The Australian dollar inched up 0.1 per cent to US$0.7776, consolidating sizable gains made last week.
It briefly touched a three-week top at US$0.7810 on Friday, a line that now marks stiff chart resistance, while immediate support lies at US$0.7740.
Sentiment was supported by expectations data from China due on Tuesday would show the world's second biggest economy grew by at least 6.7 per cent in the first quarter.
"This will support commodity prices and Australia's terms of trade," said CBA senior currency strategist Elias Haddad, who is tipping growth of 6.8 per cent.
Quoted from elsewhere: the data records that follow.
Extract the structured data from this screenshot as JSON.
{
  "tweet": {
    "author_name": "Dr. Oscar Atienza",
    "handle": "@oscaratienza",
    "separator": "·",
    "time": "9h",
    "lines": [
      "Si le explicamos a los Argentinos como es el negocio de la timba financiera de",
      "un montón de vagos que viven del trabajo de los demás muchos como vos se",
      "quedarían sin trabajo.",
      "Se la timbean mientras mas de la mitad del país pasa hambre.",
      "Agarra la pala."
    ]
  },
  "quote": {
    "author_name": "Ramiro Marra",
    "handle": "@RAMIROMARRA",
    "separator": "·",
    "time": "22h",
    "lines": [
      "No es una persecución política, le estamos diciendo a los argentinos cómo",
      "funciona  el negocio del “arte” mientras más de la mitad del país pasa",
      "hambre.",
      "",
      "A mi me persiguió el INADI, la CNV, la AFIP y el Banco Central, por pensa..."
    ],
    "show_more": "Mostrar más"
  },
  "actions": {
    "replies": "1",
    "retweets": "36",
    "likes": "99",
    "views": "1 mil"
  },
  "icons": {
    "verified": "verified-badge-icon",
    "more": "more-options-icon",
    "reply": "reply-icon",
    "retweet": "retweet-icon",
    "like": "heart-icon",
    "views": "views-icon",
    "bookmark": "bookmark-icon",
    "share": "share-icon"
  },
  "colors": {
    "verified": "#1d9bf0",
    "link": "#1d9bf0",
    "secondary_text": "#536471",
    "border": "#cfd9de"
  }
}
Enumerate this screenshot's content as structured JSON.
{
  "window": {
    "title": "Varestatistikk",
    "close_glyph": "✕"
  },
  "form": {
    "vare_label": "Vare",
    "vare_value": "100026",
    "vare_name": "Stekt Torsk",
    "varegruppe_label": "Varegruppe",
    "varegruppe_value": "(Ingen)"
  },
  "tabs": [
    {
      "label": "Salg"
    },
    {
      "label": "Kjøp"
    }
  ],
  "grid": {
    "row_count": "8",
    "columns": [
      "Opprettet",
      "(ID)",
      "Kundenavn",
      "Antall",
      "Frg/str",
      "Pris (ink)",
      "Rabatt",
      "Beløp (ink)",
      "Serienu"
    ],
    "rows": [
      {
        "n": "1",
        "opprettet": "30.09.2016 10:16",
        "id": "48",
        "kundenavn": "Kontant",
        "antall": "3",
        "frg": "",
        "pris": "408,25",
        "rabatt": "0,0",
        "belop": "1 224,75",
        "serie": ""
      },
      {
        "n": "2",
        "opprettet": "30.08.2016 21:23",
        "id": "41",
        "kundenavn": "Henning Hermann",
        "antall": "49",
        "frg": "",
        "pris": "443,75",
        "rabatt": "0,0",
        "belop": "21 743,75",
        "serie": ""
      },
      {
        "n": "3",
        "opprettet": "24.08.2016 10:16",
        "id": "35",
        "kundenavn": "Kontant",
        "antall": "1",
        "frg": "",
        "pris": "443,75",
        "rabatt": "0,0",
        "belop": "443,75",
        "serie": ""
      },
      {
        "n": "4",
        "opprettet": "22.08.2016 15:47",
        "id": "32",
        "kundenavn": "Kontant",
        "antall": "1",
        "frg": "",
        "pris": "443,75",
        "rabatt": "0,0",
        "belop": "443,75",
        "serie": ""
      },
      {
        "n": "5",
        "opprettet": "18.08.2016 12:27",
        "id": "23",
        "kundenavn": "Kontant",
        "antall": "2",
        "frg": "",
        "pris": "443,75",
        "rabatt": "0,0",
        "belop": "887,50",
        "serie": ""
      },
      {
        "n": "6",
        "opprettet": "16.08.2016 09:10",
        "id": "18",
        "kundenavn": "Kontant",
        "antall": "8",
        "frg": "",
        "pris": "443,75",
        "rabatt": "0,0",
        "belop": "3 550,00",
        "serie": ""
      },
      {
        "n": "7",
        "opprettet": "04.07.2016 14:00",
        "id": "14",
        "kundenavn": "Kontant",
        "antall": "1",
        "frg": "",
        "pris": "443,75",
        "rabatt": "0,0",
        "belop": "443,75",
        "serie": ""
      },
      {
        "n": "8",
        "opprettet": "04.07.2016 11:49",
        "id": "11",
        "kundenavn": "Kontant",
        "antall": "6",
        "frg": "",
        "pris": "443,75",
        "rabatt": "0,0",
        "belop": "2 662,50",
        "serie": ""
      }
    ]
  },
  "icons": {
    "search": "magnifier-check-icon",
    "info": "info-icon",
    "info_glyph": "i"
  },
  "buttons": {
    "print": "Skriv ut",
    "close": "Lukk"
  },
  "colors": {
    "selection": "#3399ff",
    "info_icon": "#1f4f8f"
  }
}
He was also upbeat on the Australian economy predicting jobs figures due Thursday would show a solid rise of 25,000, marking seventeen consecutive months of increases.
"AUD/USD still needs to sustain a break above its 200-day moving average around $0.7816 to gain upside momentum," he added.
The New Zealand dollar started the week little changed at US$0.7358, having recoiled from a US$0.7395 peak on Friday.
"The latest bout of geopolitical tensions should limit the topside in kiwi for now," said ANZ economists in a research note.
"However, with it becoming clear that we are entering a softer global growth environment, on top of the lift in volatility we have already seen, we are still of the view that it is becoming a harder environment for cyclical currencies, like NZD."
An auction for global dairy held early on Wednesday morning could show prices for New Zealand's main export earner edging down as supply improves.
Meanwhile, economists largely expect consumer price data due out on Thursday to show inflation headed to the bottom of the central bank's target range of one to 3 per cent in the first quarter.
Such a subdued outcome would only reinforce market pricing for no rate hikes this year, and well into 2019.
New Zealand government bonds eased, sending yields 1.5 basis points higher towards the long end of the curve.
Australian government bond futures dipped, with the three-year bond contract off one tick at 97.770. The 10-year contract lost half a tick to 97.2500.